With the forecast calling for icy conditions throughout the day, we decided to cancel flights rather than wait-and-see with our customers in the airports.  Why?  Because on the suckiness scale, getting a call that your flight is canceled while you’re still at home, at a hotel, or at your family or friend’s house is a lot better than getting up early, going to the airport and waiting for hours with the possibility of flight cancellation to come. Still sucks. Just a little less.

I liked in particular this explanation for why aircraft are out of position at the beginning of the day:

That would work if we could park aircraft overnight in the cities affected by weather, but we try to avoid that.  Ice would build up on the wings overnight and it would take hours to deice all of the aircraft we normally start the day with at New York’s JFK, let alone Boston, Washington’s Dulles and the Mid-Atlantic cities.  So we put those planes in warmer weather ports for the night to get them to the frozen North first thing in the morning the day after the storm, then start the operation from that point.

I love logistical challenges like this, and I’d probably enjoy figuring out how to reposition aircraft in this manner to have the least impact on operations.  I don’t envy the planners who have to endure (albeit indirectly) the ire of stranded travelers who are entirely too willing to blame their airline for the weather, though.

Ethnic Hair Care

This is my all-time favorite grocery store aisle identification sign:

Ethnic Hair Care

Ethnic Hair Care

I was reluctant to find out what products, specifically, one might find in this aisle, but its mere existence is awesome.

Four-Year-Old Humor

And now, a moment of terror brought to you by Sophie:

Sophie: There’s a butt on Mommy’s head and Daddy’s head!  Run for your lives!  Aaaaaaaaaaaaaaaaaah!

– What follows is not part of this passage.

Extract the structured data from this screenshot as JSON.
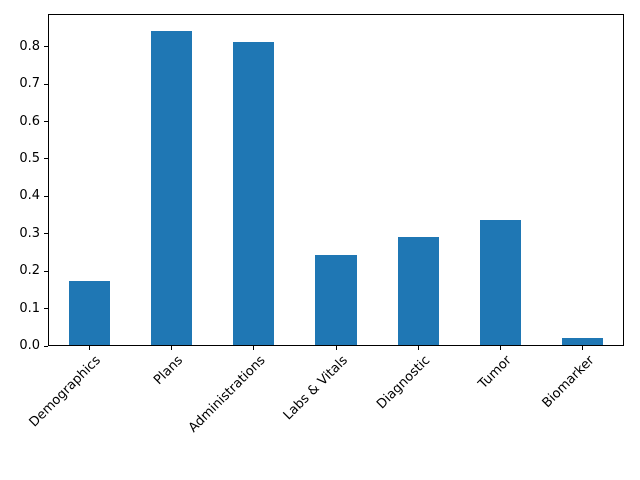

(30 seconds of complete silence)

Sophie: (deadpan) That was a close one.

It was like War of the Worlds for the modern era.

Obscure Uses For Brakes

An advertisement in our local brake repair center offered this helpful bit of car repair wisdom today:

The Purpose of Brakes

The Purpose of Brakes

Other facts they might feature on future posters: “Engines help you go!” and “Steering wheels help you turn.”

Valentine’s Day Warning

Sophie got a box of valentine cards to hand out to her friends — princess themed, of course.

Princess Valentines

Princess Valentines

The cards came in a box with two curious warning messages inside. First:

Caution: changes or modifications not expressly approved by the party responsible for compliance could void the user’s authority to operate the equipment.

And second:

NOTE: This equipment has been tested and found to comply with the limits for a Class B digital device, pursuant to Part 15 of the FCC Rules. These limits are designed to provide reasonable protection against harmful interference in a residential installation.

Are paper Valentine’s Day cards for children now more sophisticated than they were when I was a kid? They look exactly the same to me.

Owies!

When we warned Sophie of her impending bath yesterday, she naturally protested.  Hoping to remind her that clean and conditioned hair is less tangled than dirty hair, this is the debate that ensued:

Sophie: (adamantly) I don’t want to take a bath!

Mommy: Do you want it to owie when I brush your hair tomorrow?

Sophie: (perfect deadpan) Yes.  I love owies.

(long pause while Mommy and I laugh uproariously)

Sophie: Well… maybe not…

It’s really difficult to compete logically with a four-year-old child who understands the power of sarcasm.